I knocked three times on the door. It opened slowly to reveal a gold-and-maroon-colored cat with a brunette ponytail, a big "M" tattooed on her left forearm, and a bright blue shirt with the outline of a heart on the front.
"Oh! Sonic!" she exclaimed. "Uh, can I help you?"
"Yeah, is Zenith here perchance?"
"At this point in the season?" Her face sported a cold, empty stare. "No, he spends all his time out at the ballpark. He tells me every day he's doing this practice routine, but I've never seen him practice."
I smiled wryly. "Not a baseball fan, are ya?" She shook her head lightly. "You think he'll spend some time with you once the season's over?"
"I hope so." She shrugged. "He tells me this is his last year doing this. How do I know he's telling the truth?"

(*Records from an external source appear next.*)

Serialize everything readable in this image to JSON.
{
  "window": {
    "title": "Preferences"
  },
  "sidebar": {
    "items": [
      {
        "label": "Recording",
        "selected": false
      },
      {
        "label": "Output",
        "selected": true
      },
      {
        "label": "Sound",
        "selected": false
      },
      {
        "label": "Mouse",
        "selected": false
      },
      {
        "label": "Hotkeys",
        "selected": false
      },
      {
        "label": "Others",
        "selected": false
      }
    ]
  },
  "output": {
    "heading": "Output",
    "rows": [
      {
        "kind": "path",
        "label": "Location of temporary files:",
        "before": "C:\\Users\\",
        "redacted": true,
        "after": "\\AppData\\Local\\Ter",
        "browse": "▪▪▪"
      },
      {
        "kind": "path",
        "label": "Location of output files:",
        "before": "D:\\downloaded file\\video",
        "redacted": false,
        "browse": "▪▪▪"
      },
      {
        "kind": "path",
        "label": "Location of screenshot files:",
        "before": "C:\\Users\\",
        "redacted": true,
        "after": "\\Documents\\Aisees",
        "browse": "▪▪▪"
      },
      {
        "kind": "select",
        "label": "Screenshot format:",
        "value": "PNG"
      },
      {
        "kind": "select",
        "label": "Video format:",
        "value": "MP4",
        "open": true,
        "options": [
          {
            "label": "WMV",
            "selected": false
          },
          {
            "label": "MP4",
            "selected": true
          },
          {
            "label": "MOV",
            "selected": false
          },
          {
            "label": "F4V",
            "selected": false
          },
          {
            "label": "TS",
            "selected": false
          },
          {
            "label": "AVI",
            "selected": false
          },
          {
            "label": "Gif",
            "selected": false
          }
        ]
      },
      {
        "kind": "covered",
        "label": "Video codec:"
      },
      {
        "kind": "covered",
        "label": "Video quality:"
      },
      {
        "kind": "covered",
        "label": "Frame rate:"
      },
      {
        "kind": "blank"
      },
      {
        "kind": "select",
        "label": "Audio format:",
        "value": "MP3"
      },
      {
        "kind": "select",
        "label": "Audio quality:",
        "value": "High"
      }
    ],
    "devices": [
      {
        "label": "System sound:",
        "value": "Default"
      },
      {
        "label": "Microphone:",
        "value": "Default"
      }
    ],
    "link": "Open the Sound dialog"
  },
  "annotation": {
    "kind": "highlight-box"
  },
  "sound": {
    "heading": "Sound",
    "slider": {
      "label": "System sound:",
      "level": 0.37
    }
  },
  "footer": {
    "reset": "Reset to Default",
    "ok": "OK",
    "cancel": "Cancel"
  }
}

"Everyone knows that." I smiled again. "They'll hold him to it."
"Pardon me, blokes," I heard another deep masculine voice beckon in a slight accent, strongly telling of his supposedly tragic upbringing, as he tried to scuttle towards the open door.
"Zenith! There you are!" everyone else behind me exclaimed. As we were greeting the tall red hedgehog, the cat smiled and gently shut the door.
"So... what can I do for you?"
I explained our proposition in twenty seconds or less.
"You serious?!" he jolted. "All of you?"
Amy raised her hand. "Well, not me. My hand's busted up enough from your fastball." The rest of us laughed. Zenith couldn't help but smile a little, as though trying not to laugh.
"Wow," he interjected. "Blimey, I don't know..."
He looked away for a second. Then he did a double take.
"Wait, Knuckles...?"
Knuckles nodded. He'd never played on Zenith's squad.
"And Shadow...?"
Shadow also nodded, for the real Shadow and the Shadow prototype had never played together either.
"And... what's your name?"
"Verne the Bat." He pointed towards the scarlet echidna. "He's my old man."
Zenith apparently mouthed the word "wow", evidently in some kind of disbelief, followed by six grueling seconds of the dullish-red hedgehog eyeing us all over. Finally he sighed.
"Practice tomorrow at two."
We all celebrated spontaneously.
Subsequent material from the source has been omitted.